La mort de Canelle a été déterminante dans la prise de position de Rolland Castells. Qui promet: "Je garde mes cartouches pour le débat public".

Auteur: Josiane Battoue.
Source: La Dépêche du Midi du 3 mai 2006

- "Il faut agir sans faire de mal"

Réaction d'un éleveur et d'un restaurateur opposé à des actes violents

Rencontré, hier, en vallée de Lesponne, Elie Dussert est éleveur. Il possède une quarantaine de bêtes et son visage s'est laissé buriner par les tempêtes. "L'ours, je ne vois pas que ce soit très utile. D'ailleurs, nos ancêtres l'avaient enlevé" lâche-t-il. Avant d'argumenter qu'avant, il y avait 7 ou 8 personnes sur les exploitations. "Aujourd'hui il n'y en a plus qu'une ou deux." Cet ancien menuisier aimerait bien poursuivre l'oeuvre de ses parents, "mais ils nous prennent en traître". Ses propos restent cependant mesurés: "il faut agir sans faire de mal mais j'aimerais qu'on nous laisse tranquilles". Et il se montre dubitatif sur les indemnisations. " C'est ce qu'ils nous proposent mais encore faut-il pouvoir le prouver.
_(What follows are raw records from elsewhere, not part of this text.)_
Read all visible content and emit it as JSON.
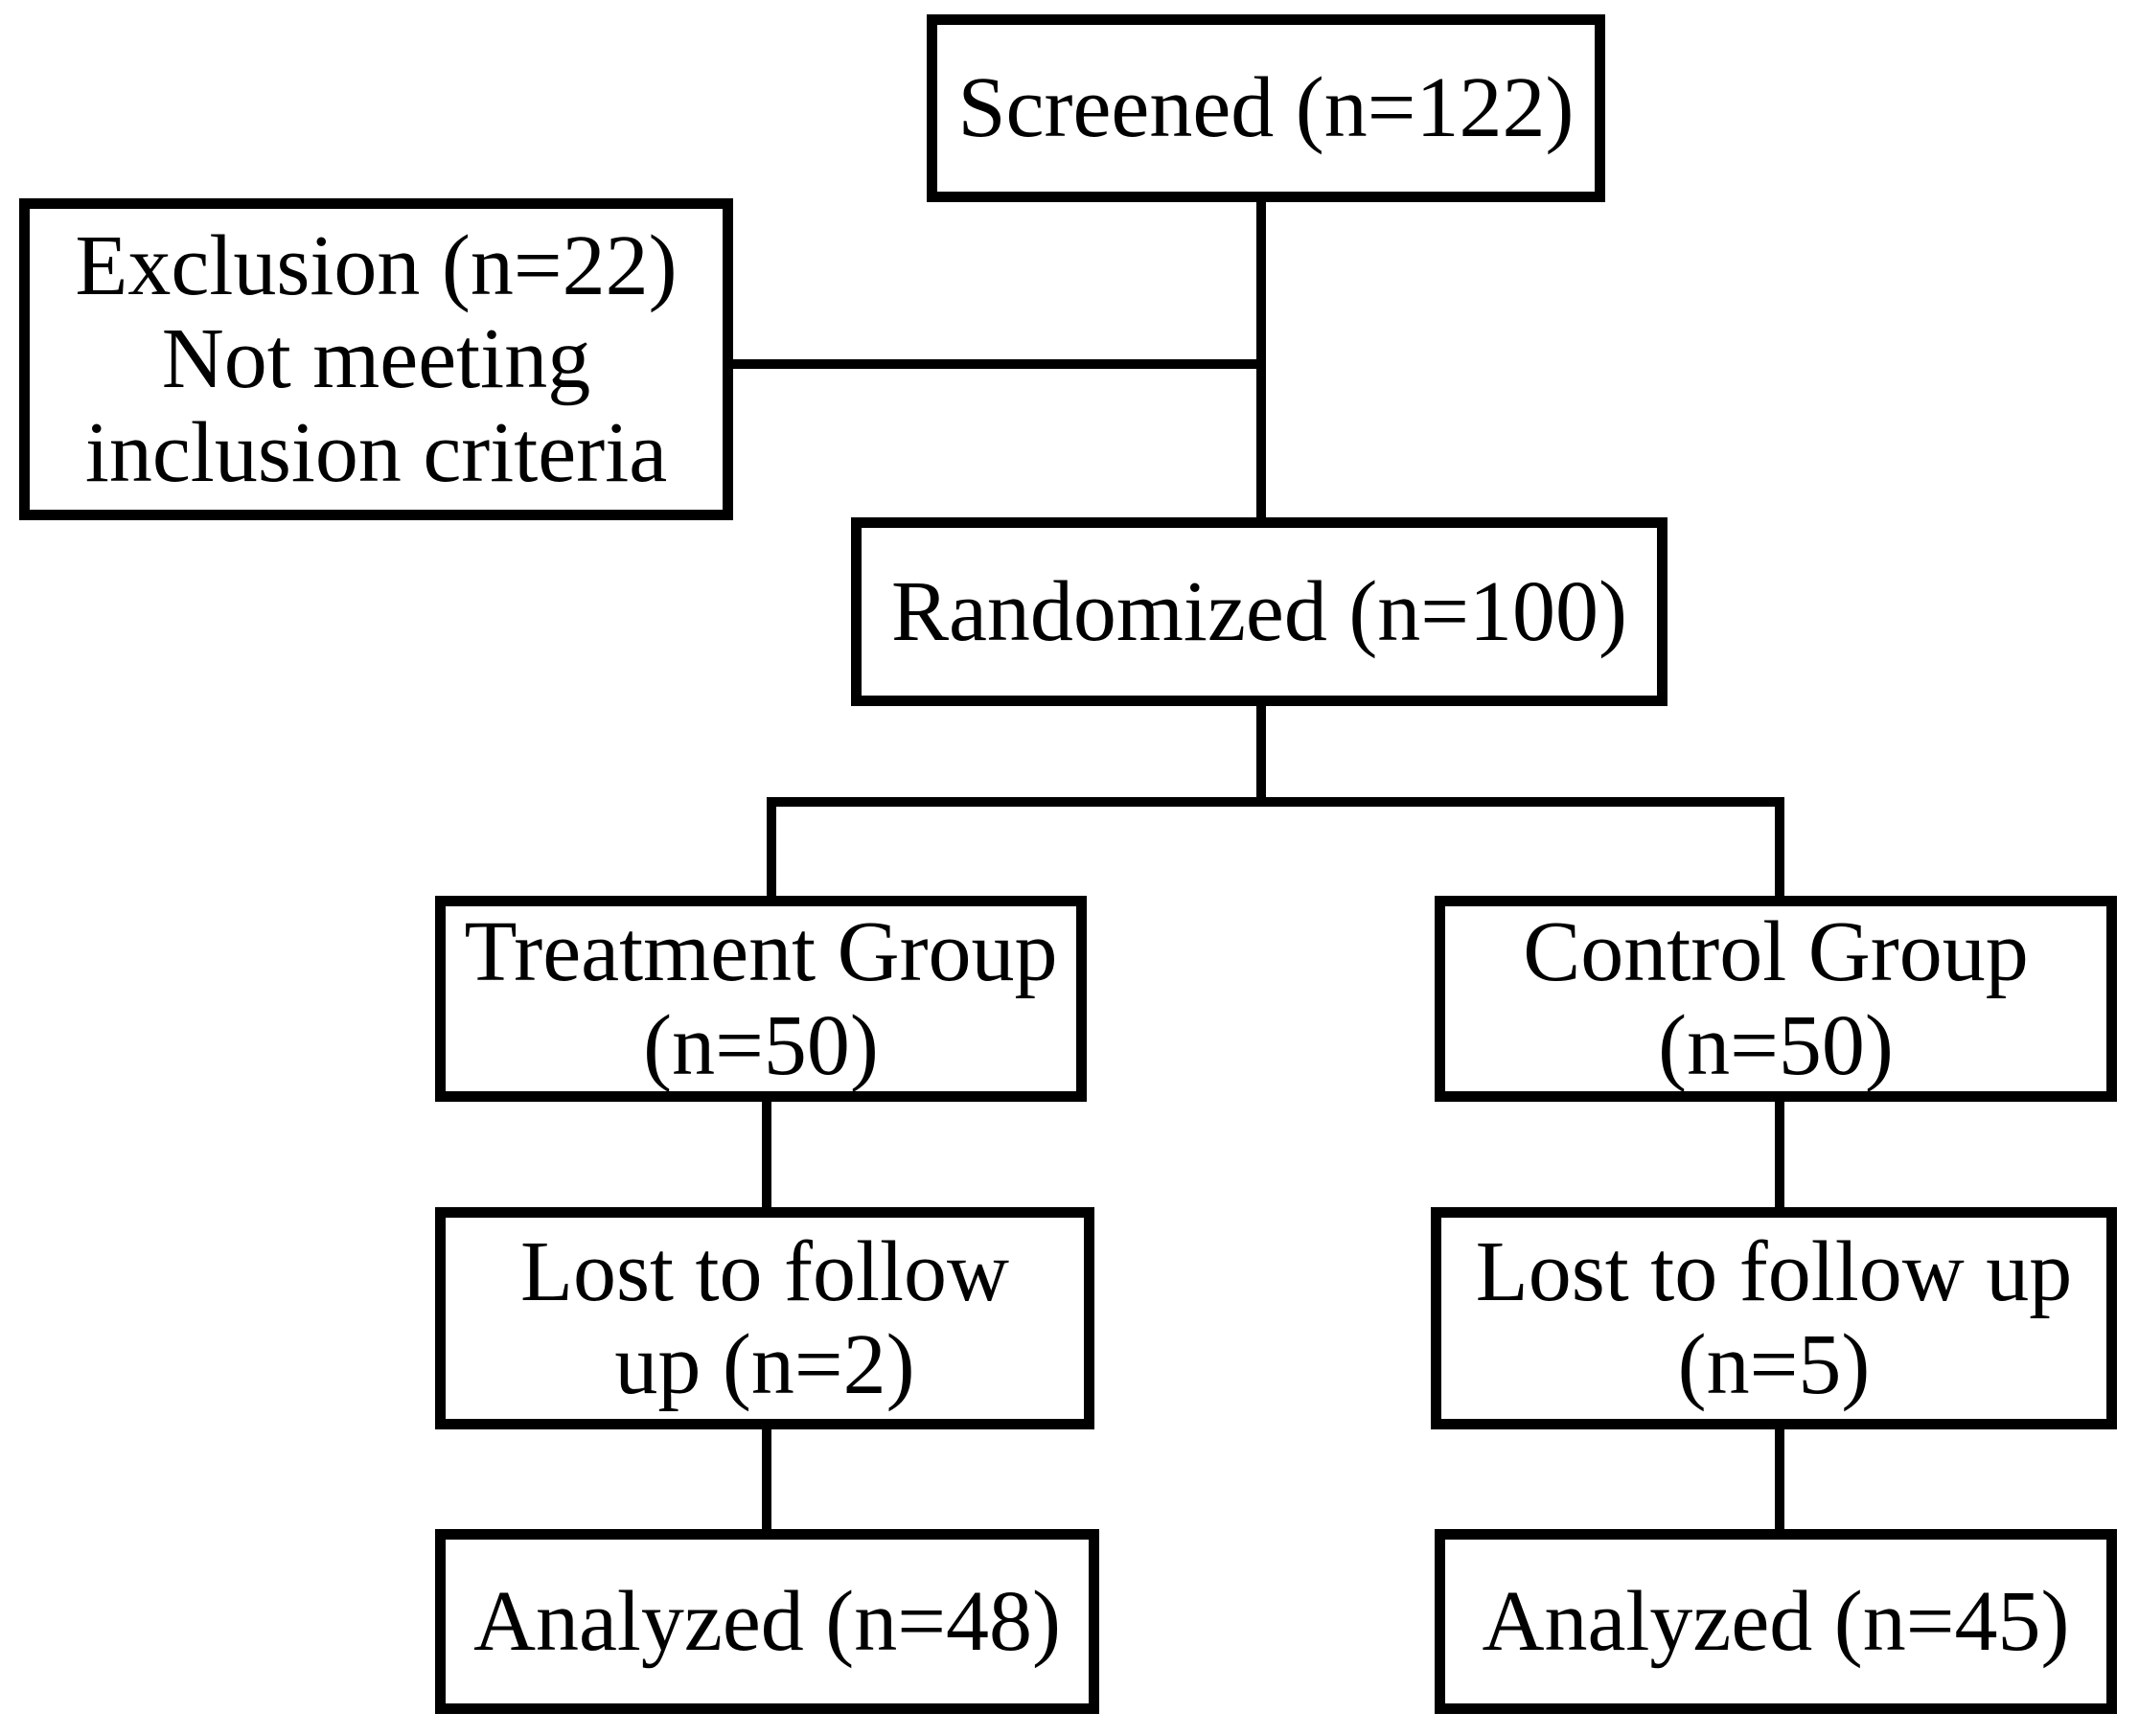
{
  "colors": {
    "background": "#ffffff",
    "line": "#000000",
    "text": "#000000"
  },
  "diagram": {
    "kind": "trial-flowchart",
    "nodes": {
      "screened": {
        "lines": [
          "Screened (n=122)"
        ]
      },
      "exclusion": {
        "lines": [
          "Exclusion (n=22)",
          "Not meeting",
          "inclusion criteria"
        ]
      },
      "randomized": {
        "lines": [
          "Randomized (n=100)"
        ]
      },
      "treatment": {
        "lines": [
          "Treatment Group",
          "(n=50)"
        ]
      },
      "control": {
        "lines": [
          "Control Group",
          "(n=50)"
        ]
      },
      "lost_treatment": {
        "lines": [
          "Lost to follow",
          "up (n=2)"
        ]
      },
      "lost_control": {
        "lines": [
          "Lost to follow up",
          "(n=5)"
        ]
      },
      "analyzed_treatment": {
        "lines": [
          "Analyzed (n=48)"
        ]
      },
      "analyzed_control": {
        "lines": [
          "Analyzed (n=45)"
        ]
      }
    },
    "edges": [
      {
        "from": "screened",
        "to": "exclusion"
      },
      {
        "from": "screened",
        "to": "randomized"
      },
      {
        "from": "randomized",
        "to": "treatment"
      },
      {
        "from": "randomized",
        "to": "control"
      },
      {
        "from": "treatment",
        "to": "lost_treatment"
      },
      {
        "from": "lost_treatment",
        "to": "analyzed_treatment"
      },
      {
        "from": "control",
        "to": "lost_control"
      },
      {
        "from": "lost_control",
        "to": "analyzed_control"
      }
    ]
  }
}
Surtout que les vautours ont vite fait..."
De son côté, Philippe Arnal, restaurateur à Bagnères (L'Excelsior) a également un avis à exprimer: "Je ne suis ni pour, ni contre. Mais je suis choqué par la façon dont l'ours a été lâché. Il y a en France des problèmes plus graves à régler".
Il dit comprendre ceux dont le travail " est mis en péril par l'ours". Opposé à toute forme de violence, lui aussi déplore l'absence de concertation.